Cast your mind back to May last year.
You'll remember the news of a receptionist called Nicola Thorp who claimed she was sent home – unpaid – from work at a corporate finance company after refusing to wear high heels.
In the weeks that followed, Thorp's discriminatory treatment sparked a national outcry, with over 150,000 people signing a petition to make it illegal for companies to stipulate the height of a woman's heel.
As a result of Thorp's experience, the women and equalities committee and the petitions committee invited the public to submit examples of discriminatory dress codes and received hundreds of examples of sexist instructions issued to female employees, according to the Guardian.

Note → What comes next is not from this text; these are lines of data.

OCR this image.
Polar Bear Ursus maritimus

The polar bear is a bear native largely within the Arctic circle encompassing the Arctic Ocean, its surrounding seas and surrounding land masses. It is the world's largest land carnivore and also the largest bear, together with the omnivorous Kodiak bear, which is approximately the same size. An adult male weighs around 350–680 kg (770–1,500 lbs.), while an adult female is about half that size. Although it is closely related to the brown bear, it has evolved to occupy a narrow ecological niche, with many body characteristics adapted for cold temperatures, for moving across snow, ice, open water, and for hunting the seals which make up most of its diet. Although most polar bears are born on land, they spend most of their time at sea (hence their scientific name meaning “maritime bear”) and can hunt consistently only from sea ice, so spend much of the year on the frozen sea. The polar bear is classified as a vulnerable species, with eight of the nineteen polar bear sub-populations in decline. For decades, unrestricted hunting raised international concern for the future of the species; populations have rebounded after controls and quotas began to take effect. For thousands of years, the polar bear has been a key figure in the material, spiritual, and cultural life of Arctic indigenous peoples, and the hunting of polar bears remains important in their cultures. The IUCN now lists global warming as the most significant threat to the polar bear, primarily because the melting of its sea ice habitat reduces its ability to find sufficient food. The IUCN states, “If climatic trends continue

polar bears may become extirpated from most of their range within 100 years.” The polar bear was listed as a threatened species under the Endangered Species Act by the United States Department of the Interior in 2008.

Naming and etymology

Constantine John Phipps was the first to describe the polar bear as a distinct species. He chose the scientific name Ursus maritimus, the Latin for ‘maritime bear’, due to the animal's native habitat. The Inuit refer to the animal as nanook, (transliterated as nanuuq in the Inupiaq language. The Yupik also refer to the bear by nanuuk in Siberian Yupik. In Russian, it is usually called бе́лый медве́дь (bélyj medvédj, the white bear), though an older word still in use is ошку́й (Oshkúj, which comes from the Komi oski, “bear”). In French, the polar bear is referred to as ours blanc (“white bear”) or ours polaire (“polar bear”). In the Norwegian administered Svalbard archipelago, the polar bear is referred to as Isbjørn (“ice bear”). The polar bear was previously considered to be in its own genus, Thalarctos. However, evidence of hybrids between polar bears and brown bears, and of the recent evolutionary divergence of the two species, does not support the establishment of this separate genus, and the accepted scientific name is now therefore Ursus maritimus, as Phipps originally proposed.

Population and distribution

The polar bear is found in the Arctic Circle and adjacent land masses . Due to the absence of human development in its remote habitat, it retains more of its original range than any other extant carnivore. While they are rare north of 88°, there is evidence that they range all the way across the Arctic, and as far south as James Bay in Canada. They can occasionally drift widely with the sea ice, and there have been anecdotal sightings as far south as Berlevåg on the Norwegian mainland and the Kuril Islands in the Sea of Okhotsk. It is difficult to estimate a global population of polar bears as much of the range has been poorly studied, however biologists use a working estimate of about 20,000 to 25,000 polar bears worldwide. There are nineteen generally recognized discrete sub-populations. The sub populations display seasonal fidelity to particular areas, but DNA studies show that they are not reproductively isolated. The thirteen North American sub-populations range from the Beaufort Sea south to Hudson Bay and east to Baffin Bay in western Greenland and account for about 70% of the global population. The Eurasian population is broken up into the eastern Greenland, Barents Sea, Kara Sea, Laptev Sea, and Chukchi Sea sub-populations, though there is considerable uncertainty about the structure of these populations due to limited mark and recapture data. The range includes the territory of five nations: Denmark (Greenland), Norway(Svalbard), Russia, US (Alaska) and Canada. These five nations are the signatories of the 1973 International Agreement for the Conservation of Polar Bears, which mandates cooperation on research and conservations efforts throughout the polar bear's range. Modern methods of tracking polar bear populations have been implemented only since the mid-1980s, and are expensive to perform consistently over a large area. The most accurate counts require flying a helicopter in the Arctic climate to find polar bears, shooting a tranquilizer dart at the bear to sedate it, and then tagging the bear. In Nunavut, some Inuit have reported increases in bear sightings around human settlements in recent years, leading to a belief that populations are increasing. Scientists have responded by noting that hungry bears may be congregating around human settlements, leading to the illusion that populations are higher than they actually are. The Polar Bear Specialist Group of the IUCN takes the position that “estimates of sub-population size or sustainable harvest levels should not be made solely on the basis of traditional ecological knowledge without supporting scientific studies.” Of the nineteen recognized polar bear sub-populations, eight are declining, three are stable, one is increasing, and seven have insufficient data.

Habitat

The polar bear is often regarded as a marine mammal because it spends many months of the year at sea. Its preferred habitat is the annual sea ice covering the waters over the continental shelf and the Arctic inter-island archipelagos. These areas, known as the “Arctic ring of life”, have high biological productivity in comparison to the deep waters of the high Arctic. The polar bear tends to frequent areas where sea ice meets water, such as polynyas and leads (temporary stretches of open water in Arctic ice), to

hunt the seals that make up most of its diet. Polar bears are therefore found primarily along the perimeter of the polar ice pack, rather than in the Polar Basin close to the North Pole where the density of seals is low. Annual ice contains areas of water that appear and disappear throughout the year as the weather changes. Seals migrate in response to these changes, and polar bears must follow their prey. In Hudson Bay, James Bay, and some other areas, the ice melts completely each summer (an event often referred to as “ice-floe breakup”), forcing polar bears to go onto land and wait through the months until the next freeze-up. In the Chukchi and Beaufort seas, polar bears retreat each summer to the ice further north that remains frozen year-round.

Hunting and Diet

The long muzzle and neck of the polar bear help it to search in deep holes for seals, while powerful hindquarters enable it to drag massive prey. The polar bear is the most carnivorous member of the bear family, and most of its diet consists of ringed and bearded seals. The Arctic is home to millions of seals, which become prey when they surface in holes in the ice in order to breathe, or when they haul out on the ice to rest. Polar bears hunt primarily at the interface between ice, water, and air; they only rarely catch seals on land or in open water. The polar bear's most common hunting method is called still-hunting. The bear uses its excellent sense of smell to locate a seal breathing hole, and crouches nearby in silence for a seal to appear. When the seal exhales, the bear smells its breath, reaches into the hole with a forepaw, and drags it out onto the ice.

Now, a new UK parliamentary report, published on Wednesday, is calling for a review of current equality legislation regarding what employees wear in the office.
The report said: 'It is clear that many employees do not feel able to challenge the dress codes they are required to follow, even when they suspect that they may be unlawful.

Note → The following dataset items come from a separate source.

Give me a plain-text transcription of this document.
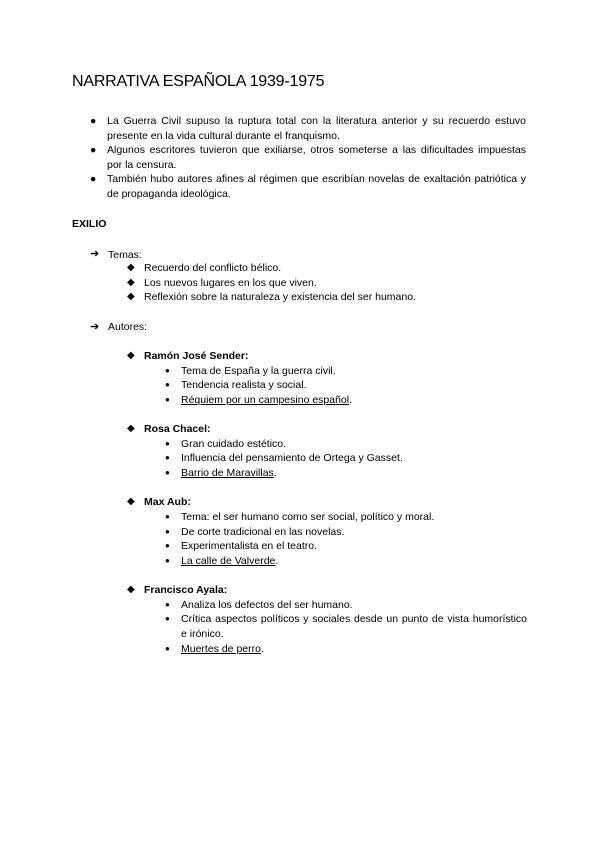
NARRATIVA ESPAÑOLA 1939-1975
● La Guerra Civil supuso la ruptura total con la literatura anterior y su recuerdo estuvo presente en la vida cultural durante el franquismo.
● Algunos escritores tuvieron que exiliarse, otros someterse a las dificultades impuestas por la censura.
● También hubo autores afines al régimen que escribían novelas de exaltación patriótica y de propaganda ideológica.
EXILIO
➔ Temas:
◆ Recuerdo del conflicto bélico.
◆ Los nuevos lugares en los que viven.
◆ Reflexión sobre la naturaleza y existencia del ser humano.
➔ Autores:
◆ Ramón José Sender:
● Tema de España y la guerra civil.
● Tendencia realista y social.
● Réquiem por un campesino español.
◆ Rosa Chacel:
● Gran cuidado estético.
● Influencia del pensamiento de Ortega y Gasset.
● Barrio de Maravillas.
◆ Max Aub:
● Tema: el ser humano como ser social, político y moral.
● De corte tradicional en las novelas.
● Experimentalista en el teatro.
● La calle de Valverde.
◆ Francisco Ayala:
● Analiza los defectos del ser humano.
● Crítica aspectos políticos y sociales desde un punto de vista humorístico e irónico.
● Muertes de perro.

'Discriminatory dress codes remain commonplace in some sectors of the economy,' it added.
MPs also argued the 'troubling' examples of the widespread sexist dress codes placed on women in the workplace clearly showed the Equalities Act 2010 was ineffectively protecting employees.

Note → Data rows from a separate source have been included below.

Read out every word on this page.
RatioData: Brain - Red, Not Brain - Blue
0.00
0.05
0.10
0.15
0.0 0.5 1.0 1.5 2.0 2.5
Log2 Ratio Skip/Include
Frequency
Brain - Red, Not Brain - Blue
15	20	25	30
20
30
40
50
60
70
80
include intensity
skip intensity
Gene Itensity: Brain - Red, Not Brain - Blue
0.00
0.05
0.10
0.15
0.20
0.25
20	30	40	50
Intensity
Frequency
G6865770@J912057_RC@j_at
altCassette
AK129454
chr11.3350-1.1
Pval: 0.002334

'We heard from hundreds of women who told us about the pain and long-term damage caused by wearing high heels for long periods in the workplace, as well as from women who had been required to dye their hair blonde, to wear revealing outfits and to constantly reapply makeup,' read the report.
The call on government to review the law is in direct contrast to statements made by former women's minister Theresa May back in 2011, when she dismissed allegations of sexist dress codes, saying 'traditional gender-based workplace dress codes […] encourage a sense of professionalism in the workplace'.
The committees ask for an urgent review and possible amendment of the law, and admitted they would like to see more effective penalties against employers for breaking legislating, according to the Financial Times.
Discriminatory dress codes remain commonplace
Gender equality and women's rights campaign group The Fawcett Society reportedly told the inquiry that sexualised dress codes suggest looks are more important than skills.
'There have been statements from women expressing that being asked to look 'sexy' in the workplace leads to the uncomfortable realisation that the business they work for is profiting from their bodies,' the campaign group told the Guardian.
Finally, discriminatory dress might one day come to heel.